Ich sagte mit dreizehn ging das los, ab vierzehn war ich dann ein erfahrener Raupenfahrer und kannte alle Tricks, um die besten Mädchen zu bekommen. Als ich dann fünfzehn wurde, ließ mein Interesse langsam nach. Da bin ich dann auch nicht mehr so gern auf den Rummel gegangen.

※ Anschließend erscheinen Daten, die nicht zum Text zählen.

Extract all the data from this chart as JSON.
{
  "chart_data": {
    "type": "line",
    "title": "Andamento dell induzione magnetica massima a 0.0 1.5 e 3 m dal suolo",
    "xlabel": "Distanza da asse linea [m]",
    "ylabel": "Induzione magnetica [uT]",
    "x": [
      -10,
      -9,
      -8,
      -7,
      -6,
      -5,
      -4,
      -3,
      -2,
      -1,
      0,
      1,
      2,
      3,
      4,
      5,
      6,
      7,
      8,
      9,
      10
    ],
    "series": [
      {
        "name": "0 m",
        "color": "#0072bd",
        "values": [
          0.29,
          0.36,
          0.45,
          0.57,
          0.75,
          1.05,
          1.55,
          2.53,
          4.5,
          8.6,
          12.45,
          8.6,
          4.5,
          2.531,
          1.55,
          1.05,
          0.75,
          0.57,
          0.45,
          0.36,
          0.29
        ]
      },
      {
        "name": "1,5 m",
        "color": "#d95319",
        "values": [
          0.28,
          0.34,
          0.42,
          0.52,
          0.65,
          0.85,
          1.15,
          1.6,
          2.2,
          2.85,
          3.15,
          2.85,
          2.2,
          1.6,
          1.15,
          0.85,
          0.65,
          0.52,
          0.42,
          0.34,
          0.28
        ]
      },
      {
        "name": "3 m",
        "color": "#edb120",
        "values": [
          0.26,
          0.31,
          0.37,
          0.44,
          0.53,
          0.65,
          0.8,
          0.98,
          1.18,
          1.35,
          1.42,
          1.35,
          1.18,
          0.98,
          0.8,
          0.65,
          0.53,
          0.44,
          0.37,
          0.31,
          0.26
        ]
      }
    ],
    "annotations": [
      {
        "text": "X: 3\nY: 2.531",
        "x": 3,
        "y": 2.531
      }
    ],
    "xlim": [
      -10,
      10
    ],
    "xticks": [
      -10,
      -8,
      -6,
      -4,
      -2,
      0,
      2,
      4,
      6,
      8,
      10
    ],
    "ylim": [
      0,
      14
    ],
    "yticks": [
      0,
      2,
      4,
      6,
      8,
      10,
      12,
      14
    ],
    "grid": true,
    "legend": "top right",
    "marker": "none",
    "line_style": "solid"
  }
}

Wo haben sie dann nach Mädchen gesucht?
Meine Mutter fand, dass es Zeit war, Tanzen zu lernen. Sie schickte mich in eine Tanzschule. Das fand ich öde, weil ich mir von den Mädchen mehr versprochen hatte. Die sahen damals schrecklich aus mit ihren hochtoupierten Betonfrisuren und ihren Petticoats. Ich habe das aber durchgezogen. Nach dem Abschlussball hat mich die Tanzlehrerin gefragt, ob ich nicht anschließend noch den nächsten Kurs belegen wolle. In dem Kurs hatten sie einen gewaltigen Mädchenüberschuss. Da das mich nichts kostete, bin ich nochmals in die Tanzstunde gegangen.. Das hat sich aber auch nicht gelohnt, die Mädchen waren noch hässlicher als im ersten Kurs. Immerhin habe ich leidlich tanzen gelernt, und wenn die Musik stimmt, mache ich das heute noch gerne mit Mona.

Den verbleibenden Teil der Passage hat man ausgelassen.